Although Bosworth's performance was ambivalently received, she herself loved the experience of working on the movie. As she told Teen Vogue in August 2006, "You know how you have an experience, a time in your life when you feel you've come into your own? When you grow up a bit, and think, Now I get it? [...] That's how I feel. I feel a little bit more complete."

===Influence on other portrayals of Lois Lane===
Smallville series developer Al Gough contends that it was always the producer's intention to bring in the iconic Lois Lane, they just needed a good reason to do it—Chloe Sullivan's supposed death at the end of season three appeared to be that reason. Gough explains that, when casting for the role, they looked to Margot Kidder—Lois Lane in the Superman film series—for inspiration. They wanted an actress who was "pretty", "smart", and who came with some "wit". Dozens of actresses auditioned for the role of Lois Lane, but it was not until a tape from Erica Durance showed up that everyone felt that they had found the right Lois. As executive producer Greg Beeman describes Durance, "She had a toughness about her. She was tough and sexy and direct."

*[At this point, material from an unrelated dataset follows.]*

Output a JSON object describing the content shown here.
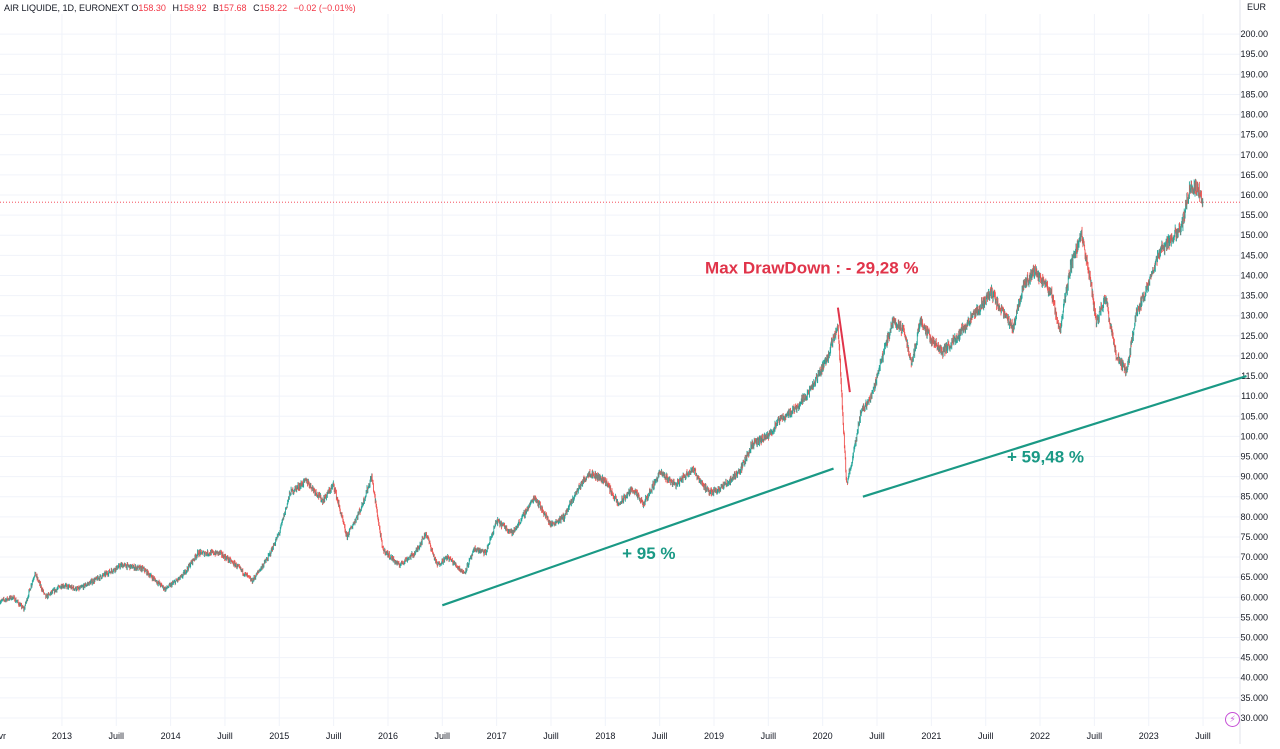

Before the end of Smallville's seventh season, IGN's Daniel Phillips compared the actresses who have portrayed the character of Lois Lane over the past three decades. Up against the most recognizable version of Lois Lane, Margot Kidder, the 2006 film incarnation played by Kate Bosworth, and the previous live-action television version portrayed by Teri Hatcher, Erica Durance was rated the highest. Although Phillips acknowledges that Kidder is the best representation of Lois' personality, he claims that Durance is the best overall embodiment of the character. Apart from her beauty, Phillips states, "Durance makes Lois intelligent, capable, funny and dangerously curious – exactly the type of woman Clark Kent would fall for."